There is a controversy concerning the significant prognostic factors of the tumor thrombus level in IVC.3,9–12 Most early reports concluded that tumor thrombus level, lymph node involvement, and distant metastasis were considered as important prognostic factors while a few reports concluded that tumor grade, PS, and stage (particularly perinephric fat invasion) were prognostic factors.14,15 In the present study, the tumor thrombus level and distant metastasis at presentation did not have significant effects on the cancer-specific survival. As is often reported by early authors, we also emphasize that lymph node metastasis had a significant effect on the cancer-specific survival (P < 0.0002). The prognostic factors reported in the 13 early studies were distant metastasis in seven reports, thrombus level in three reports, lymph node metastasis in three reports including ours, tumor grade in three reports, and incomplete tumor-thrombus resection or T stage or performance status in one each.3,5,8–12,15–19
In our patients with no metastasis, the adjuvant INF-α showed no significant influence on the cause-specific survival when compared with the surgery alone (P < 0.6572). On the other hand, in the patients with nodal and/or distant metastasis, the postoperative INF-α administration seemed to yield some benefit for the cause-specific survival (P < 0.028, data not shown). However, interpretation of our retrospective data had limits because of the small number of patients and short period of follow up.

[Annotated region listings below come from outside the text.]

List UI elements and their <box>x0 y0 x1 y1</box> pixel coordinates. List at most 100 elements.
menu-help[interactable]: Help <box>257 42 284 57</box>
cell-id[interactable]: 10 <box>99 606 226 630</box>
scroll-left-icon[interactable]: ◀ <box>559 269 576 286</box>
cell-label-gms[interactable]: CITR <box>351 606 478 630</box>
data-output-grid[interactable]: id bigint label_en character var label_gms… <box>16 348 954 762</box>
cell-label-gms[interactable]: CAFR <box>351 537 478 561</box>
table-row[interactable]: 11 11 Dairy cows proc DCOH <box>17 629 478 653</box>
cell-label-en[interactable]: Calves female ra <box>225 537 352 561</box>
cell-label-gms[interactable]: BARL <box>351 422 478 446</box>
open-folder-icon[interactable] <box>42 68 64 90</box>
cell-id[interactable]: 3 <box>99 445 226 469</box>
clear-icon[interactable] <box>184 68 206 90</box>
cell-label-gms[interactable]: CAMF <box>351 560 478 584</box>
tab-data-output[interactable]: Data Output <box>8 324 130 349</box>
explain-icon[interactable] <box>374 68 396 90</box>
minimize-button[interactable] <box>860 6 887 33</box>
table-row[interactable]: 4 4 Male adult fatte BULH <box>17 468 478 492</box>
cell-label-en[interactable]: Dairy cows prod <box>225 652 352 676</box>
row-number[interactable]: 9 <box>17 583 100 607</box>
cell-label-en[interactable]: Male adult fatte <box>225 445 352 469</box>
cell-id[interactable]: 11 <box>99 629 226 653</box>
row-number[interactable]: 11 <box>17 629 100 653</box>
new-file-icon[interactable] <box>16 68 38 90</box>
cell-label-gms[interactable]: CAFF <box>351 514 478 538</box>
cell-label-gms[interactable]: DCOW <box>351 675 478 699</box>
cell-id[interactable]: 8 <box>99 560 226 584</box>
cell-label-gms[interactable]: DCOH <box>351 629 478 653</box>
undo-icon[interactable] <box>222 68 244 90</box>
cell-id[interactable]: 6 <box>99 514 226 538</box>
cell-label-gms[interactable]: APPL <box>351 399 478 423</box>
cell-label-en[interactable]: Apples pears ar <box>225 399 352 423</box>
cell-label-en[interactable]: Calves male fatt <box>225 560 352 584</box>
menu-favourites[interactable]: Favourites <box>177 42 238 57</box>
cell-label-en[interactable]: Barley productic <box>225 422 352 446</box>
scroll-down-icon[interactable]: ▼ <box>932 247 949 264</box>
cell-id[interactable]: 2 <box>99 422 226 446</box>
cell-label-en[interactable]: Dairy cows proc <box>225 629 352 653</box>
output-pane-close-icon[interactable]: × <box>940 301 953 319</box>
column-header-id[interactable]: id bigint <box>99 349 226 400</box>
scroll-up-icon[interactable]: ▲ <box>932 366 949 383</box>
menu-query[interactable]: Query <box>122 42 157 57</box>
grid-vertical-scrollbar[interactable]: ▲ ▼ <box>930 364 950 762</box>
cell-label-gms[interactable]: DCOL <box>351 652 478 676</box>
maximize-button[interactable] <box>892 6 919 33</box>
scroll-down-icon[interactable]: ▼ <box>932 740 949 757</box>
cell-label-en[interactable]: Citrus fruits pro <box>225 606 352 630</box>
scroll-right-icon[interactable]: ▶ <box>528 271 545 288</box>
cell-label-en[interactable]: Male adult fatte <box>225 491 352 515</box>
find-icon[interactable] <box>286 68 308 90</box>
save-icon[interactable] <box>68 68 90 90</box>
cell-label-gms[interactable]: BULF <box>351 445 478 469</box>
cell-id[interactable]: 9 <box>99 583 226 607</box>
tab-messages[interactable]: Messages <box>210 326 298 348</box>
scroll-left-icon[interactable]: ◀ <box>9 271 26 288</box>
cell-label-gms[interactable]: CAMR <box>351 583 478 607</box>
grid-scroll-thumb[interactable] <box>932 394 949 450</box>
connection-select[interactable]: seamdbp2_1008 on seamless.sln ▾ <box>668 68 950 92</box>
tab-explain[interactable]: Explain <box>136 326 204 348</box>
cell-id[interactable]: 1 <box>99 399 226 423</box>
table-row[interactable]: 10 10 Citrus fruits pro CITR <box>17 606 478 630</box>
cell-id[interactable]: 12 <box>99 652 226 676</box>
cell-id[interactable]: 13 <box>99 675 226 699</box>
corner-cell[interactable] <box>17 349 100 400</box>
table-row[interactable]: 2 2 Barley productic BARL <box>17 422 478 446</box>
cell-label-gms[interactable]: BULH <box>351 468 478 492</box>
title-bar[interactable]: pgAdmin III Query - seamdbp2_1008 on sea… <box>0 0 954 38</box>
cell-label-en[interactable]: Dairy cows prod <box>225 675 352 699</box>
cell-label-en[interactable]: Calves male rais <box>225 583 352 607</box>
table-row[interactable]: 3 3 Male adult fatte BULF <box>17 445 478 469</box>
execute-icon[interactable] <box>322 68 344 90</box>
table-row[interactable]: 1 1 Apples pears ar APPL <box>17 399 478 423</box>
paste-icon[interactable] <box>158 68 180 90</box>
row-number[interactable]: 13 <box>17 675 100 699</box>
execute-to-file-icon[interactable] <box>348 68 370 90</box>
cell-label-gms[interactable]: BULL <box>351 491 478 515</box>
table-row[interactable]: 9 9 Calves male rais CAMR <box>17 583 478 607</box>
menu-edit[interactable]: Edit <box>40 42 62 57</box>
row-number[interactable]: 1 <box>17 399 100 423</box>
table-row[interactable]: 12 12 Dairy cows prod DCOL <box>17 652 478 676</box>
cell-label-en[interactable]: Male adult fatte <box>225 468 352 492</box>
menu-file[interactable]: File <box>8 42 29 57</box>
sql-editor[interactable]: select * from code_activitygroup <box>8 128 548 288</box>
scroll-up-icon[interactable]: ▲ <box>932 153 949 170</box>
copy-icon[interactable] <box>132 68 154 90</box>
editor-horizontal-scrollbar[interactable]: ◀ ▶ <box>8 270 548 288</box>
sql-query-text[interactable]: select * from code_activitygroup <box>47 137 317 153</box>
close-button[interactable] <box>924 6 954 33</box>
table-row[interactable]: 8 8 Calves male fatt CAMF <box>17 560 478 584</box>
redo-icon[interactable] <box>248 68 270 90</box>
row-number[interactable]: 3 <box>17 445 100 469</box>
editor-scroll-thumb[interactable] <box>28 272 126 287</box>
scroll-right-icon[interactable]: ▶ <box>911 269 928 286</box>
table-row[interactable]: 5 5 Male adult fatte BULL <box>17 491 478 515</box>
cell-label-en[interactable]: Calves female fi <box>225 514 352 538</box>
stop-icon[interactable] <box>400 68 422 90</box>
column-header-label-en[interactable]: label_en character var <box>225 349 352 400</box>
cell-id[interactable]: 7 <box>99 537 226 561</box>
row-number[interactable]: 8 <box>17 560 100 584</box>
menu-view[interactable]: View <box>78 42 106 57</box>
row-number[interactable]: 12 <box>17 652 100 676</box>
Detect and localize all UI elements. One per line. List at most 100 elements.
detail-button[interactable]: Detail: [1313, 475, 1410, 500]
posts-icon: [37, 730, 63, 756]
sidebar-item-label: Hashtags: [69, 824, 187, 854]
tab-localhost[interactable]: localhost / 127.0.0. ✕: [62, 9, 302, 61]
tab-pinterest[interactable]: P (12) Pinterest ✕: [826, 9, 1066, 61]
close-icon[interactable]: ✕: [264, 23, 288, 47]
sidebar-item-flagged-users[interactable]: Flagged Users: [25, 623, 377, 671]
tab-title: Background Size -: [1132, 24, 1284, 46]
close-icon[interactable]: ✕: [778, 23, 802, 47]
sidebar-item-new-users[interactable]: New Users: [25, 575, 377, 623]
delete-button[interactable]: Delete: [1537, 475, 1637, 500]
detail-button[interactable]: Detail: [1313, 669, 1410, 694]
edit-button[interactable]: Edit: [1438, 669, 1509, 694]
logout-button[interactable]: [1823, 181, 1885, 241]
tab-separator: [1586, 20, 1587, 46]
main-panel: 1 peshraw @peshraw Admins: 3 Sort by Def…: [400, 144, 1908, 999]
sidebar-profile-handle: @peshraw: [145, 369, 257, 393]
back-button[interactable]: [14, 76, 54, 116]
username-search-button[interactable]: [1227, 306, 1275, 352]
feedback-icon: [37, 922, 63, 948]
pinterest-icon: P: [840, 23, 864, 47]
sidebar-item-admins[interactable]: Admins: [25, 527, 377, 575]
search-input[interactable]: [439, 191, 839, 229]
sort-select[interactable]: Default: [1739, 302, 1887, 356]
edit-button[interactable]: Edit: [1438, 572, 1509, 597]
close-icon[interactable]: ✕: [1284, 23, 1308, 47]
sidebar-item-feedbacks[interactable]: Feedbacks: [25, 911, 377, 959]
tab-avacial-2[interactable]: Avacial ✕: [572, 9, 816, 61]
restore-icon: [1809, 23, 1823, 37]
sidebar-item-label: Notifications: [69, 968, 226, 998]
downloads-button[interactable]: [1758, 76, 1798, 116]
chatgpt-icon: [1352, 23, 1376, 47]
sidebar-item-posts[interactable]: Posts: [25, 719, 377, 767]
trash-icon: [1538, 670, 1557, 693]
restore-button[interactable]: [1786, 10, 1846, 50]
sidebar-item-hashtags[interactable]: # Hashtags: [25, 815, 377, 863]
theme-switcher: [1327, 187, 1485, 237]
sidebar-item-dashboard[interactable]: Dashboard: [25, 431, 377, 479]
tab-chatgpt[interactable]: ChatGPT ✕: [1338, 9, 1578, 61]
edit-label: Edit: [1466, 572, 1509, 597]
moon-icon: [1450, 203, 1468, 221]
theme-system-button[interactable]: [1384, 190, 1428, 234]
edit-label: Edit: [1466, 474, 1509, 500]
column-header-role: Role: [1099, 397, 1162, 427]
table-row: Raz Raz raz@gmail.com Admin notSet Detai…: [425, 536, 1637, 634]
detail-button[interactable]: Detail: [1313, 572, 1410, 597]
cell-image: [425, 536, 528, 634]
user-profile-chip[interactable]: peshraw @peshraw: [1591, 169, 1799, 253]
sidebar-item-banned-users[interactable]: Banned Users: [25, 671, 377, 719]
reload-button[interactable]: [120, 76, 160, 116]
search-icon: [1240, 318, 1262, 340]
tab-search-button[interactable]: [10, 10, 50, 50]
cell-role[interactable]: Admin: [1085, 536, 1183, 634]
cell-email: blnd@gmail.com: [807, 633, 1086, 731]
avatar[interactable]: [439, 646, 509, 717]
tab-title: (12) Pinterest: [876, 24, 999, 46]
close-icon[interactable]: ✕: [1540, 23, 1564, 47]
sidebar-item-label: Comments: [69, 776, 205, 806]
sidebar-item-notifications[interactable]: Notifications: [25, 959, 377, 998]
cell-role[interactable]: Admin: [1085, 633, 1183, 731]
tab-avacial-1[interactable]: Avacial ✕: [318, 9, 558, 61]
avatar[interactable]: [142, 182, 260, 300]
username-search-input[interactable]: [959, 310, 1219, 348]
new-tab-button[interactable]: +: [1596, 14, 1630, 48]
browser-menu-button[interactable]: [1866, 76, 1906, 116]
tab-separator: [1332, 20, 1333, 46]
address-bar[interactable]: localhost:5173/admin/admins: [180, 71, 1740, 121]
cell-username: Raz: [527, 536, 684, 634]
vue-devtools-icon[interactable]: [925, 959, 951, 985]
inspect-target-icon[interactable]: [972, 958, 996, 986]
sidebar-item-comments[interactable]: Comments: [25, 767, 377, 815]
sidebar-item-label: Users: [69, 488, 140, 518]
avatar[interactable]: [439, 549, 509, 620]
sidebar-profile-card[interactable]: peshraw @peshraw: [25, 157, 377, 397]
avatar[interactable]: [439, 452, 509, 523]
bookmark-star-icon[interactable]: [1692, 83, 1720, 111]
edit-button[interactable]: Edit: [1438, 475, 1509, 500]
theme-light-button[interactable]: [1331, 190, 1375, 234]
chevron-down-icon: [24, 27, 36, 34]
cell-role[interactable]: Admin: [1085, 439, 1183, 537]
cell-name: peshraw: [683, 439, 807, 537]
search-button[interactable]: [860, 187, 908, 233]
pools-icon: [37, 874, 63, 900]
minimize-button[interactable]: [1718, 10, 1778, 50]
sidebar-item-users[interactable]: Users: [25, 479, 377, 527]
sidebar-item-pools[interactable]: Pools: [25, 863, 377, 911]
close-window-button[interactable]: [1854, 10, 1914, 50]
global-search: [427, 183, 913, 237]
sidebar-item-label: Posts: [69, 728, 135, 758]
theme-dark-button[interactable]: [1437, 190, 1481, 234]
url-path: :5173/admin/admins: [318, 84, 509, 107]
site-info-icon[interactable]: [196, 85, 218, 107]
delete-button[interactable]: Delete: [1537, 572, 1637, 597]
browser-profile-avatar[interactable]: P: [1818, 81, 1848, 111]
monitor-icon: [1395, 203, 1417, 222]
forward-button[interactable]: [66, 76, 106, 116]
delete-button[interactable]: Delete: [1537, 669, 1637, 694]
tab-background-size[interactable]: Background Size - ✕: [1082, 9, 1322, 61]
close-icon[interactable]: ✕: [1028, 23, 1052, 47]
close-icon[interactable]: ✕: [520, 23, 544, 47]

The only promising curative approach to RCC with IVC involvement is aggressive surgery and immunotherapy of the tumor and thrombus because no standard agent or combination program has yet been recognized as the best effective therapy. Our data may support the notion that patients with RCC involving IVC should be initially considered to undergo aggressive surgery even in a high level of IVC extension, the difference of which did not influence postoperative survival. However, the prognosis of advanced RCC patients with both IVC involvement and nodal metastasis was very poor. Therefore, the development of novel intensive multidisciplinary therapies including molecular targeting, against cytokine-resistant or inoperable RCC with IVC involvement will be a pressing need.